On September 20, 2007, Senator Hillary Clinton voted for a convoluted Democratic resolution to condemn (without naming it) the ad in which MoveOn.org referred to the U.S. commander in Iraq as "General Betray Us," while also condemning attack ads from Max Cleland's 2002 Senate race and John Kerry's 2004 presidential run. (Power Line's John Hinderaker noted: "So, in the Democrats' view, General Petraeus is just another politician and MoveOn's slander is just another campaign ad.") The measure failed to get the requisite 60 votes. Later that day, worried about the party's leftist activists, Clinton (along with 23 other Democrats) voted against the following resolution:
To express the sense of the Senate that General David H. Petraeus, Commanding General, Multi-National Force-Iraq, deserves the full support of the Senate and strongly condemn personal attacks on the honor and integrity of General Petraeus and all members of the United States Armed Forces.
This isn't the first time Hillary Clinton has voted for General Petraeus before voting against him. She voted to confirm him for his fourth star and his new position
on January 26, 2007, knowing that he would be executing a counterinsurgency strategy backed up by a surge of troops. Less than two months later, as the new strategy was just beginning to show results, she supported a motion to reverse course, begin to pull out troops, and abandon the new strategy.

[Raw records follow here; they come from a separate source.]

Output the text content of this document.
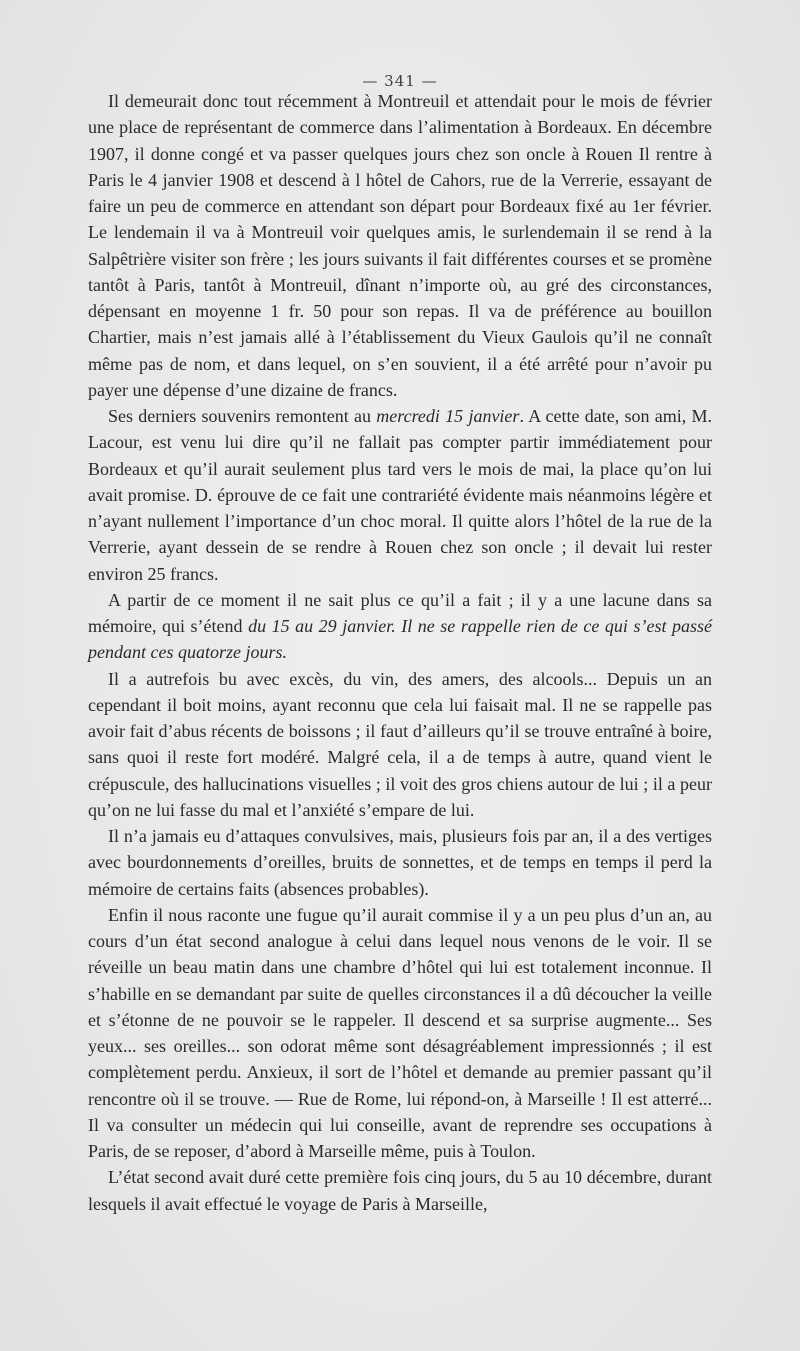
— 341 —

Il demeurait donc tout récemment à Montreuil et attendait pour le mois de février une place de représentant de commerce dans l’alimentation à Bordeaux. En décembre 1907, il donne congé et va passer quelques jours chez son oncle à Rouen Il rentre à Paris le 4 janvier 1908 et descend à l hôtel de Cahors, rue de la Verrerie, essayant de faire un peu de commerce en attendant son départ pour Bordeaux fixé au 1er février. Le lendemain il va à Montreuil voir quelques amis, le surlendemain il se rend à la Salpêtrière visiter son frère ; les jours suivants il fait différentes courses et se promène tantôt à Paris, tantôt à Montreuil, dînant n’importe où, au gré des circonstances, dépensant en moyenne 1 fr. 50 pour son repas. Il va de préférence au bouillon Chartier, mais n’est jamais allé à l’établissement du Vieux Gaulois qu’il ne connaît même pas de nom, et dans lequel, on s’en souvient, il a été arrêté pour n’avoir pu payer une dépense d’une dizaine de francs.

Ses derniers souvenirs remontent au mercredi 15 janvier. A cette date, son ami, M. Lacour, est venu lui dire qu’il ne fallait pas compter partir immédiatement pour Bordeaux et qu’il aurait seulement plus tard vers le mois de mai, la place qu’on lui avait promise. D. éprouve de ce fait une contrariété évidente mais néanmoins légère et n’ayant nullement l’importance d’un choc moral. Il quitte alors l’hôtel de la rue de la Verrerie, ayant dessein de se rendre à Rouen chez son oncle ; il devait lui rester environ 25 francs.

A partir de ce moment il ne sait plus ce qu’il a fait ; il y a une lacune dans sa mémoire, qui s’étend du 15 au 29 janvier. Il ne se rappelle rien de ce qui s’est passé pendant ces quatorze jours.

Il a autrefois bu avec excès, du vin, des amers, des alcools... Depuis un an cependant il boit moins, ayant reconnu que cela lui faisait mal. Il ne se rappelle pas avoir fait d’abus récents de boissons ; il faut d’ailleurs qu’il se trouve entraîné à boire, sans quoi il reste fort modéré. Malgré cela, il a de temps à autre, quand vient le crépuscule, des hallucinations visuelles ; il voit des gros chiens autour de lui ; il a peur qu’on ne lui fasse du mal et l’anxiété s’empare de lui.

Il n’a jamais eu d’attaques convulsives, mais, plusieurs fois par an, il a des vertiges avec bourdonnements d’oreilles, bruits de sonnettes, et de temps en temps il perd la mémoire de certains faits (absences probables).

Enfin il nous raconte une fugue qu’il aurait commise il y a un peu plus d’un an, au cours d’un état second analogue à celui dans lequel nous venons de le voir. Il se réveille un beau matin dans une chambre d’hôtel qui lui est totalement inconnue. Il s’habille en se demandant par suite de quelles circonstances il a dû découcher la veille et s’étonne de ne pouvoir se le rappeler. Il descend et sa surprise augmente... Ses yeux... ses oreilles... son odorat même sont désagréablement impressionnés ; il est complètement perdu. Anxieux, il sort de l’hôtel et demande au premier passant qu’il rencontre où il se trouve. — Rue de Rome, lui répond-on, à Marseille ! Il est atterré... Il va consulter un médecin qui lui conseille, avant de reprendre ses occupations à Paris, de se reposer, d’abord à Marseille même, puis à Toulon.

L’état second avait duré cette première fois cinq jours, du 5 au 10 décembre, durant lesquels il avait effectué le voyage de Paris à Marseille,
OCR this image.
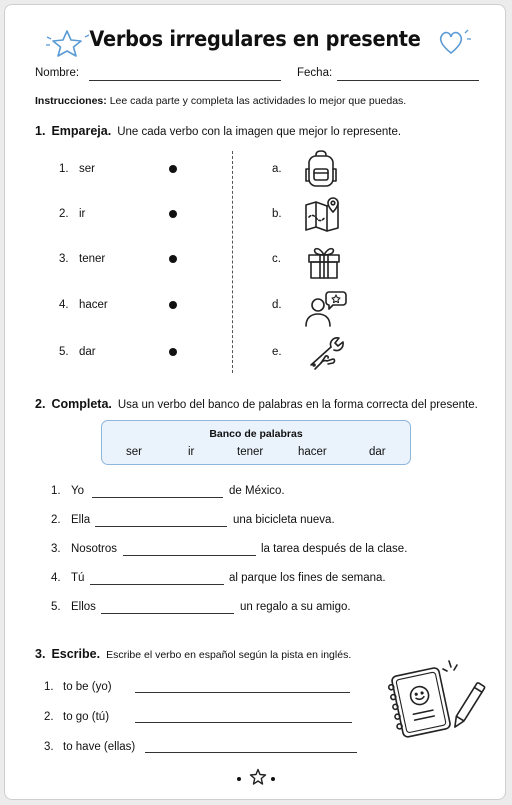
Verbos irregulares en presente
Nombre:	Fecha:
Instrucciones: Lee cada parte y completa las actividades lo mejor que puedas.
1. Empareja. Une cada verbo con la imagen que mejor lo represente.
1. ser
2. ir
3. tener
4. hacer
5. dar
a.
b.
c.
d.
e.
2. Completa. Usa un verbo del banco de palabras en la forma correcta del presente.
Banco de palabras
ser	ir	tener	hacer	dar
1. Yo	de México.
2. Ella	una bicicleta nueva.
3. Nosotros	la tarea después de la clase.
4. Tú	al parque los fines de semana.
5. Ellos	un regalo a su amigo.
3. Escribe. Escribe el verbo en español según la pista en inglés.
1. to be (yo)
2. to go (tú)
3. to have (ellas)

Kerry's vote probably helped him overcome the Dean challenge in early 2004. It can't be an accident that Kerry and Edwards, two of the 12 senators who voted against the $87 billion on final passage, were the finalists in the Democratic race, while Joe Lieberman and Dick Gephardt, who voted for the $87 billion, got knocked out early. Perhaps Hillary Clinton is right to think that siding with MoveOn against General Petraeus will help her fend off the challenge of Barack Obama.
Or perhaps not. Obama refused to vote for or against the resolution condemning the MoveOn ad. He presented his refusal to vote as a principled stand against such a petty dispute: "The focus of the United States Senate should be on ending this war, not on criticizing newspaper advertisements." Obama continued, "By not casting a vote, I registered my protest against this empty politics."
Obama could afford to take this stand because he was against the war from the beginning. But Clinton has always been willing to do what it takes. In this instance it required silence in the face of MoveOn's slander of Petraeus. If one took the charges in the ad seriously, one would have to be in favor of relieving Petraeus of command. But Clinton has not called for that. She is not being serious about the war; she is trying to win the Democratic nomination. The Republican nominee in 2008 will be able to make the case that, as John McCain put it, "If you're not tough enough to repudiate a scurrilous, outrageous attack such as that, then I don't know how you're tough enough to be President of the United States."